Introduction: The prevalence of both obesity and hypogonadism in the United States has increased over the past two decades. While prior studies have shown an association between obesity and secondary hypogonadism—men with low testosterone (T) and luteinizing hormone (LH)—few have used a large enough sample size to determine prevalence at each body mass index (BMI) class. We hypothesized that secondary hypogonadism becomes more prevalent with increasing BMI. Our study aimed to compare the prevalence of secondary hypogonadism among BMI classes.

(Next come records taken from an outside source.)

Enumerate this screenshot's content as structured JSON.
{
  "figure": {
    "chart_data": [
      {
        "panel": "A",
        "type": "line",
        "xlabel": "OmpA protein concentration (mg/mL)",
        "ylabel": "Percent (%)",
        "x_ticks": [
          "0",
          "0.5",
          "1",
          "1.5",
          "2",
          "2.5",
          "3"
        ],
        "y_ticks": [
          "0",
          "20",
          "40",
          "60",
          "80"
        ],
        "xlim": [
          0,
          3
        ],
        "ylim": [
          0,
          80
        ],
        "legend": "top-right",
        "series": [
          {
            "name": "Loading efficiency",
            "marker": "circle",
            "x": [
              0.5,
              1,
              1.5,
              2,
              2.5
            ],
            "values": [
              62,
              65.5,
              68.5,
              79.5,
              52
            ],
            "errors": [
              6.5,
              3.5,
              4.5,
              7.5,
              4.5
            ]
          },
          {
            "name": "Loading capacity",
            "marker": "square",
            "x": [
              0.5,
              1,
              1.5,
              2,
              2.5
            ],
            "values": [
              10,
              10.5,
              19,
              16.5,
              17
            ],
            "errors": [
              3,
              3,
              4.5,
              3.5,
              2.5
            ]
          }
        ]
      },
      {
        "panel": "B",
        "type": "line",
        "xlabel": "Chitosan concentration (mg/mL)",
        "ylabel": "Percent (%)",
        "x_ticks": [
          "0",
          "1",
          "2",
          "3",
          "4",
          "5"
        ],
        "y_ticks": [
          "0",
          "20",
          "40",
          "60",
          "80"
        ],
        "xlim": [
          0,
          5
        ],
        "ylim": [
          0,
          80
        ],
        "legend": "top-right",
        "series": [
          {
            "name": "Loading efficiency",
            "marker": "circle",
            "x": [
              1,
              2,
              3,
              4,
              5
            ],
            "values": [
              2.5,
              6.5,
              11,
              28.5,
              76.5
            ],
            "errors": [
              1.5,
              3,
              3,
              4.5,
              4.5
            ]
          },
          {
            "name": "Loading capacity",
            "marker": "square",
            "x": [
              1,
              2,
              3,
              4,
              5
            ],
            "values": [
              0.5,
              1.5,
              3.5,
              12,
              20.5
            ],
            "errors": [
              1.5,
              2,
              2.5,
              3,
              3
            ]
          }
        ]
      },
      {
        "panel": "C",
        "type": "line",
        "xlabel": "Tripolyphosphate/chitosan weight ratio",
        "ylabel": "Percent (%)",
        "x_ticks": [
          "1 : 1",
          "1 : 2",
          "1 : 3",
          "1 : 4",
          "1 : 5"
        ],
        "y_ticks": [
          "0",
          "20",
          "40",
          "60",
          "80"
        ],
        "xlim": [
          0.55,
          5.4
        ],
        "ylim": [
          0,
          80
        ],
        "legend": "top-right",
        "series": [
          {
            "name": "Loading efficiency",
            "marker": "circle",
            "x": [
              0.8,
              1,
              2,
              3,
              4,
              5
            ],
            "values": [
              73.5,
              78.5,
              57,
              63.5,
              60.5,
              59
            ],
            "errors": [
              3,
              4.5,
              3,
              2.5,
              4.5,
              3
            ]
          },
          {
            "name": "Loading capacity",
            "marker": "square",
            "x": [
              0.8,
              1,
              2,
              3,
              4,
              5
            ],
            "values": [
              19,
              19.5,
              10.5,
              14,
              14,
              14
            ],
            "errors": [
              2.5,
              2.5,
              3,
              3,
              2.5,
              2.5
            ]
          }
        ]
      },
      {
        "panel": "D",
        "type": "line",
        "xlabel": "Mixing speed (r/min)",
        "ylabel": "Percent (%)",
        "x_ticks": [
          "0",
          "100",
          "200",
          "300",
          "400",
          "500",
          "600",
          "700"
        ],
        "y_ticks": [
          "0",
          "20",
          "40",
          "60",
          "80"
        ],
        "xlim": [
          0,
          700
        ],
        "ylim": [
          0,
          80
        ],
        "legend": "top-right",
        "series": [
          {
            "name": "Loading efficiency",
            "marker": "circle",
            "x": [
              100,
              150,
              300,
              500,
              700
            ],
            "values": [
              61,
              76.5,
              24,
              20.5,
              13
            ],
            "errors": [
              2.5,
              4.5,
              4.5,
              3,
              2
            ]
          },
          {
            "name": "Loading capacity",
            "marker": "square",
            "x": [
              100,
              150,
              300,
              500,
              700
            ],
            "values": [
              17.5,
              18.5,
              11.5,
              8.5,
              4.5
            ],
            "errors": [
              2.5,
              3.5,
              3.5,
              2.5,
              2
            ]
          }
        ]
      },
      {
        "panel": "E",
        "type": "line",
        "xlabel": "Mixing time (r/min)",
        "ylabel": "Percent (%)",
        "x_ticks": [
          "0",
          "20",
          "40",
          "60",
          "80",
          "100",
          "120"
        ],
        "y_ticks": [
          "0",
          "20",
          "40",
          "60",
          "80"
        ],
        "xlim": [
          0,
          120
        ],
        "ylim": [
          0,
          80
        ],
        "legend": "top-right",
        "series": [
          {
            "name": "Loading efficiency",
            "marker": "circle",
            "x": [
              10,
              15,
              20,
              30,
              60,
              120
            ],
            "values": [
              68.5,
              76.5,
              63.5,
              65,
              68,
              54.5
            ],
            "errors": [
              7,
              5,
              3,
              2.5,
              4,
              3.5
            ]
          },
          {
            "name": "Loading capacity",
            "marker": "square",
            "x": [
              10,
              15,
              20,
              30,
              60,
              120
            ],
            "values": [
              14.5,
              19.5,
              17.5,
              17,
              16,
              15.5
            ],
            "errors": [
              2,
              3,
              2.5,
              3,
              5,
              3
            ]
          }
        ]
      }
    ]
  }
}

Methods: We constructed a retrospective database with men who had their BMI, morning T and LH levels measured during a visit to a urology clinic at a tertiary academic medical center between 2011-2020. Men previously on testosterone replacement therapy (TRT), Clomiphene, or Anastrozole were excluded. Chi-squared analysis was conducted in R (4.1.1).
Results: Among 7,211 men studied, 45.7%, 22.6%, and 4.4% were classified as secondary, primary, and compensated hypogonadism, respectively. We found that 56% and 61% of men in obesity class II and III, respectively, and 63% underweight men had secondary hypogonadism (Fig 1). The Pearson’s Chi-Squared test had a X2 = 374.1 (p < .001, df = 15).
Conclusions: Males at BMI extremes (i.e., Obesity Class II-III and underweight) have a higher prevalence of secondary hypogonadism. Obese men may have secondary hypogonadism due to decreased levels of circulating estradiol and sex hormone binding globulin, and leptin resistance in the hypothalamus. For underweight men, this process may represent an adaptive response to an energy deficit, involving suppression of the hypothalamus due to dysregulation of ghrelin, leptin, and pro-inflammatory cytokines. These findings support screening for secondary hypogonadism in obese men to recommend weight loss and TRT to reduce cardiovascular related mortality, while increasing caloric intake in underweight men to improve libido and sexual function.
Source of Funding: This work was supported by the National Institutes of Health Grant R01 DK130991 and Clinician Scientist Development Grant from the American Cancer Society to Ranjith Ramasamy.